Francis Alÿs: Sandlines Debut at Sundance, and Art Icon Award

A photo of Francis Alÿs. Photo by Jiang Wenyi.

January 2020

December 17, 2019

Francis Alÿs will debut his new film Sandlines (2018) in the “New Frontiers" category at this year’s Sundance Film Festival in Utah. Filmed during multiple trips over the past few years, the work is part of a larger body of work focused on Iraq, the beginnings of which were first exhibited at the Iraqi Pavilion during the 2017 Venice Biennale.

January 23–February 2, 2020 
Park City, Utah

On January 21, Alÿs will receive the Art Icon Award at an evening event hosted by Whitechapel Gallery Director Iwona Blazwick, OBE, and Swarovski Executive Board member Nadja Swarovski. Launched in 2014, the award is supported by Swarovski, and celebrates the work of an artist who has made a profound contribution to a particular medium, influencing their own and subsequent generations of artists.
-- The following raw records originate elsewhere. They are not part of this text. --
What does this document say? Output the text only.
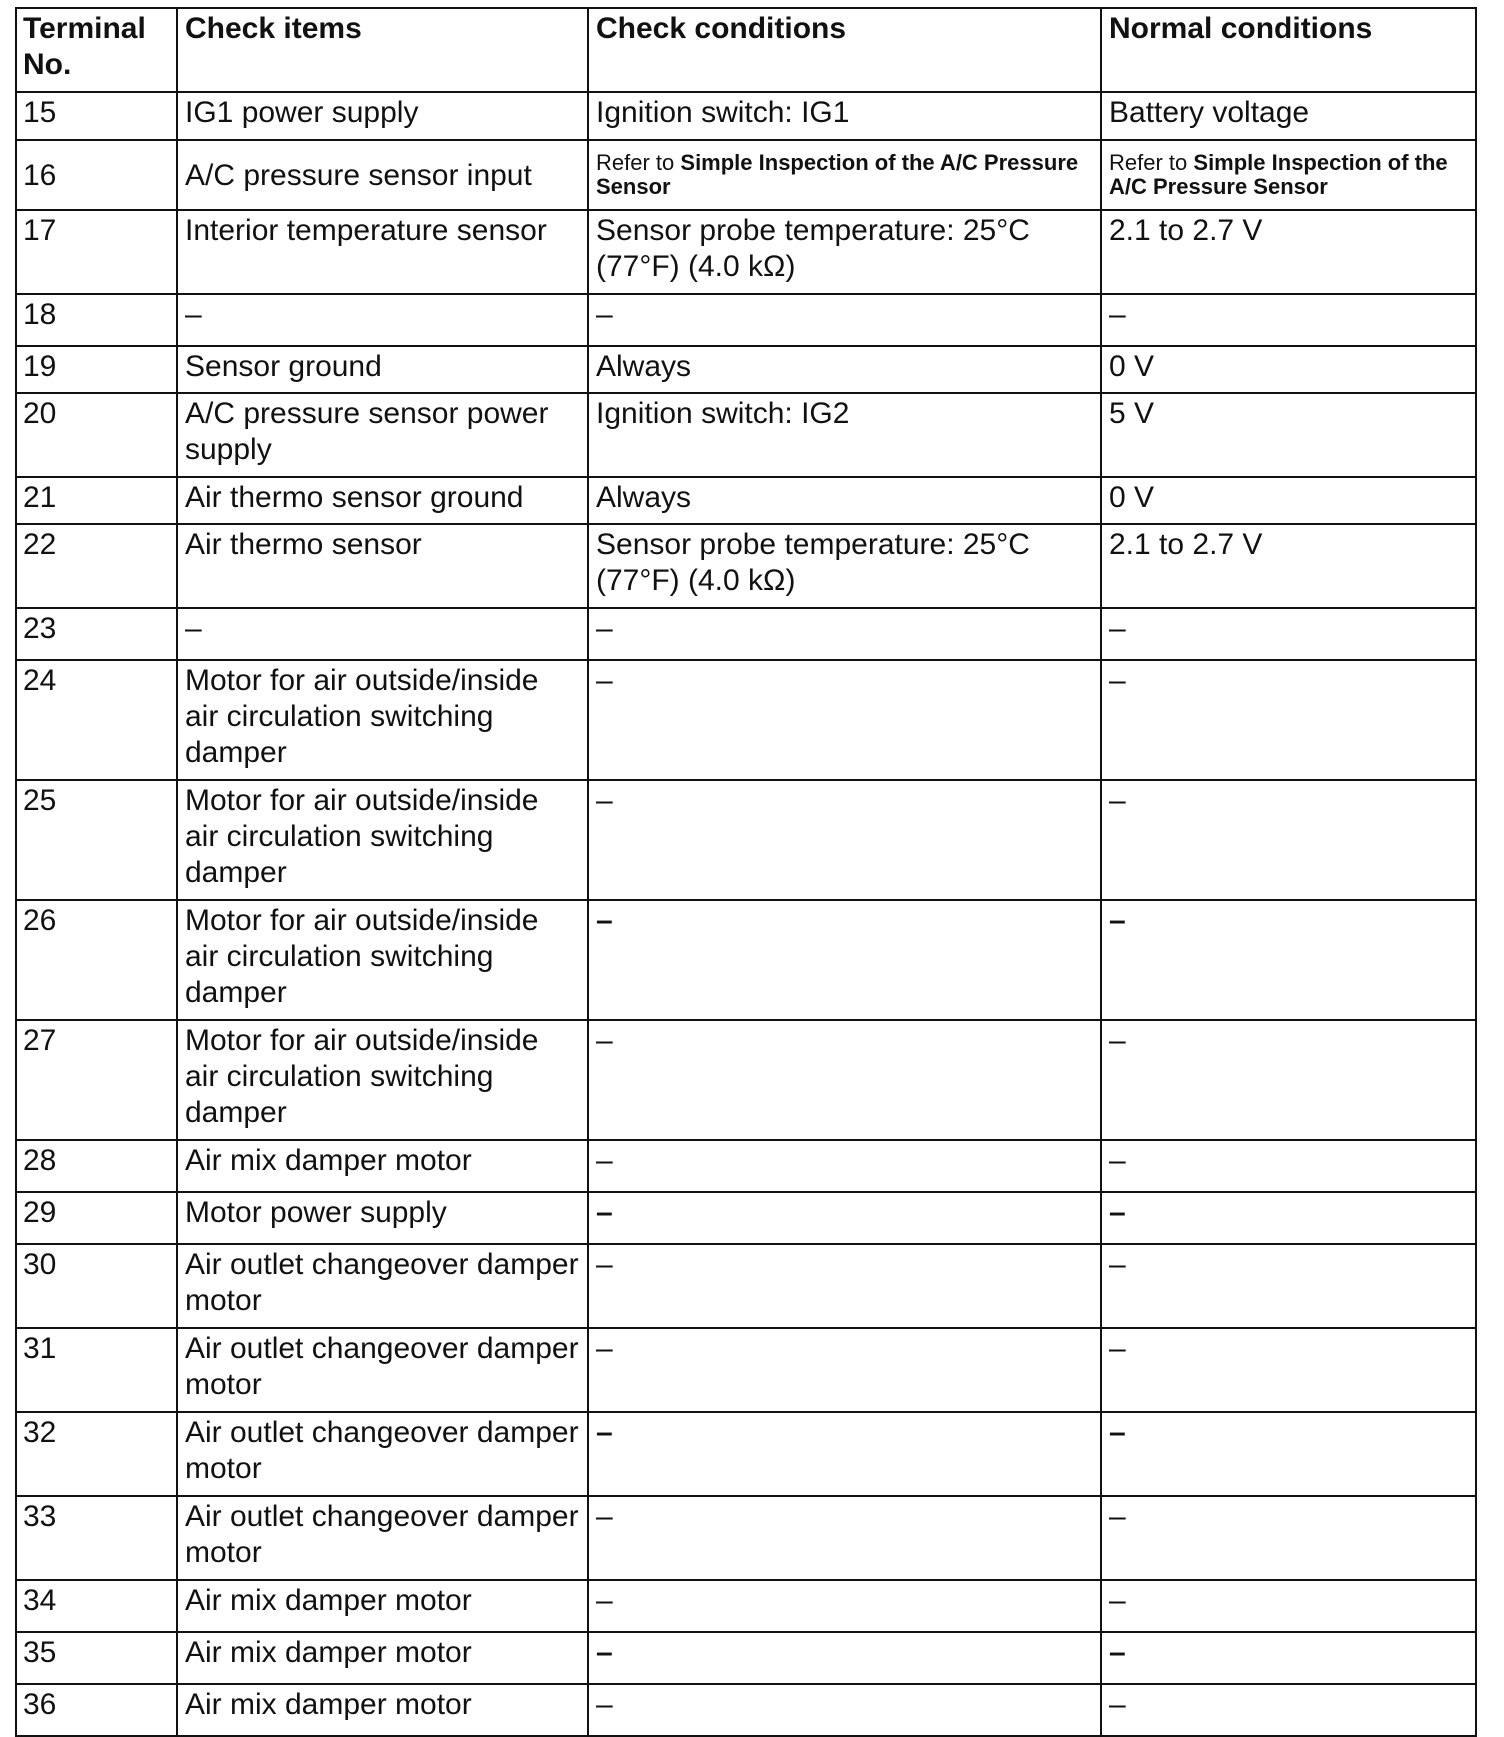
Terminal No.	Check items	Check conditions	Normal conditions
15	IG1 power supply	Ignition switch: IG1	Battery voltage
16	A/C pressure sensor input	Refer to Simple Inspection of the A/C Pressure Sensor	Refer to Simple Inspection of the A/C Pressure Sensor

17	Interior temperature sensor	Sensor probe temperature: 25°C (77°F) (4.0 kΩ)	2.1 to 2.7 V
18	–	–	–
19	Sensor ground	Always	0 V
20	A/C pressure sensor power supply	Ignition switch: IG2	5 V
21	Air thermo sensor ground	Always	0 V
22	Air thermo sensor	Sensor probe temperature: 25°C (77°F) (4.0 kΩ)	2.1 to 2.7 V
23	–	–	–
24	Motor for air outside/inside air circulation switching damper	–	–
25	Motor for air outside/inside air circulation switching damper	–	–
26	Motor for air outside/inside air circulation switching damper	–	–
27	Motor for air outside/inside air circulation switching damper	–	–
28	Air mix damper motor	–	–
29	Motor power supply	–	–
30	Air outlet changeover damper motor	–	–
31	Air outlet changeover damper motor	–	–
32	Air outlet changeover damper motor	–	–
33	Air outlet changeover damper motor	–	–
34	Air mix damper motor	–	–
35	Air mix damper motor	–	–
36	Air mix damper motor	–	–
Born in 1959 in Antwerp, Alÿs directs his distinct poetic sensibility toward anthropological and geopolitical concerns; these in turn center around observations of, and engagements with, everyday life, which the artist has described as “a sort of discursive argument composed of episodes, metaphors, or parables.” His multifaceted projects including public actions, installations, video, paintings, and drawings­ have involved traveling the longest possible route between locations in Mexico and the United States; pushing a melting block of ice through city streets; commissioning sign painters to copy his paintings; filming his efforts to enter the center of a tornado; carrying a leaking can of paint along the contested Israel/Palestine border; and equipping hundreds of volunteers to move a colossal sand dune ten centimeters.